- 12 Mar 2020
Controls on the import of American lobsters (Homarus americanus) are in place to prevent the introduction and spread of the infectious disease Gaffkaemia, causative agent Aerococcus viridans. American lobsters are carriers of the infection and are capable of transmitting Gaffkaemia to native wild indigenous populations of European lobsters (Homarus gammarus). Outbreaks have occasionally occurred historically in Scotland within commercial tank facilities holding European lobsters prior to sale, generally where they have been associated with American lobsters. If an outbreak occurs, powers are in place to contain and control the disease. Gaffkaemia has not, to date, been found in the wild in Scottish waters and is not considered to affect human health.
In order to minimise this risk licences are required to deposit live or dead lobsters:
- in any tidal waters or
- in any inland waters flowing into tidal waters or
- on any land or premises within one mile of these tidal or inland waters.
A licence to deposit is required whether the lobsters are from elsewhere in Great Britain, from the EU or from a third country.
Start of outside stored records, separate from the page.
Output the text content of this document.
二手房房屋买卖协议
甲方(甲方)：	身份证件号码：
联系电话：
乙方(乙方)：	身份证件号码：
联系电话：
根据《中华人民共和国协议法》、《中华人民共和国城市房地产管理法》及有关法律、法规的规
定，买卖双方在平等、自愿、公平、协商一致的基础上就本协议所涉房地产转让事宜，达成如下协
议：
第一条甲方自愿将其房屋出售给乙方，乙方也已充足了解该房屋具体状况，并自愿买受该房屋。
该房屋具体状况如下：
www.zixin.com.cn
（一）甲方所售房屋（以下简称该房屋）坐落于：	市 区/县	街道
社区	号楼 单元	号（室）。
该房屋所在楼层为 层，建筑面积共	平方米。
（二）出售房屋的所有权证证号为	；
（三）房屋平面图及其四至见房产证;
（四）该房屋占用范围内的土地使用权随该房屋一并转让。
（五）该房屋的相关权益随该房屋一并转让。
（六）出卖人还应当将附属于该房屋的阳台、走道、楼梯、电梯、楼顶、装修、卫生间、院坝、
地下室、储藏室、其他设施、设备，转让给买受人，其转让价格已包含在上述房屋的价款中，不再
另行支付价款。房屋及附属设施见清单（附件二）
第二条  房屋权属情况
An individual licence is required for:
- European lobsters which are to be kept in water tanks or systems that contain or have held American lobsters and have not been disinfected and which are not intended solely for consumption on the premises or processed in any way
- American lobsters which are not intended solely for consumption on the premises or processed in any way
General licences have been issued for:
- deposits of European lobsters providing they are not kept in storage tanks or water systems that contain or have held American lobsters and have not been disinfected
- deposits of European or American lobsters which are intended solely for consumption on the premises - Lobster Deposit General Licence Consumption (below)
- deposits of European or American lobsters which have been processed in any way
There is no need for holders of lobsters to apply for general licences for deposits in these categories.
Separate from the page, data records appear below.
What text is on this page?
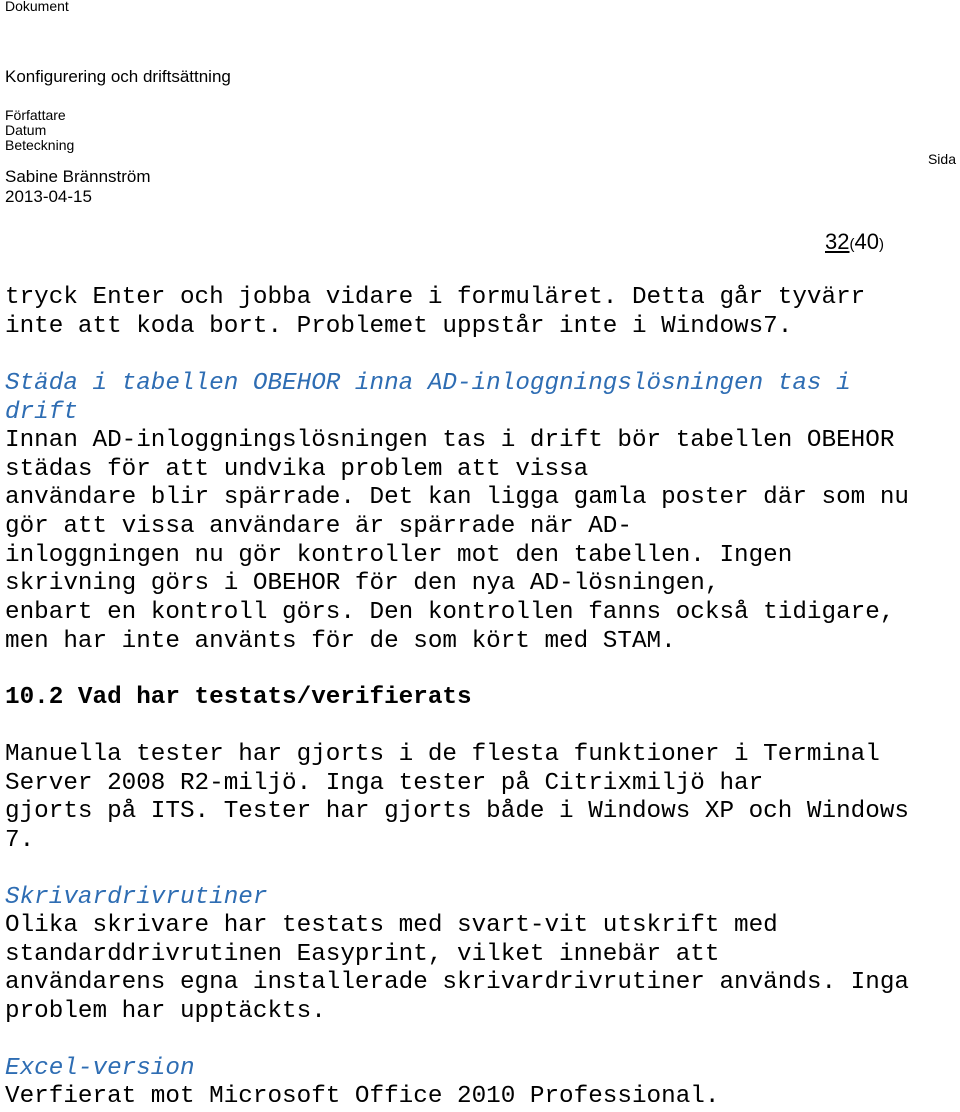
Dokument
Konfigurering och driftsättning
Författare
Datum
Beteckning
Sabine Brännström
2013-04-15
Sida
32(40)
tryck Enter och jobba vidare i formuläret. Detta går tyvärr
inte att koda bort. Problemet uppstår inte i Windows7.
Städa i tabellen OBEHOR inna AD-inloggningslösningen tas i
drift
Innan AD-inloggningslösningen tas i drift bör tabellen OBEHOR
städas för att undvika problem att vissa
användare blir spärrade. Det kan ligga gamla poster där som nu
gör att vissa användare är spärrade när AD-
inloggningen nu gör kontroller mot den tabellen. Ingen
skrivning görs i OBEHOR för den nya AD-lösningen,
enbart en kontroll görs. Den kontrollen fanns också tidigare,
men har inte använts för de som kört med STAM.
10.2 Vad har testats/verifierats
Manuella tester har gjorts i de flesta funktioner i Terminal
Server 2008 R2-miljö. Inga tester på Citrixmiljö har
gjorts på ITS. Tester har gjorts både i Windows XP och Windows
7.
Skrivardrivrutiner
Olika skrivare har testats med svart-vit utskrift med
standarddrivrutinen Easyprint, vilket innebär att
användarens egna installerade skrivardrivrutiner används. Inga
problem har upptäckts.
Excel-version
Verfierat mot Microsoft Office 2010 Professional.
Releasing species outwith their native range (or ‘non-native species’) is an offence in Scotland. Additionally some species, including crayfish and some fish, cannot be kept without a licence from Scottish Natural Heritage (SNH). There is more information on which species can’t be kept on the Scottish Government Non-Native Species webpages.
If you are in any doubt as to whether a species is outwith its native range in any part of Scotland, or whether you need a licence for any activity such as keeping or trapping, you can find more information on the SNH website.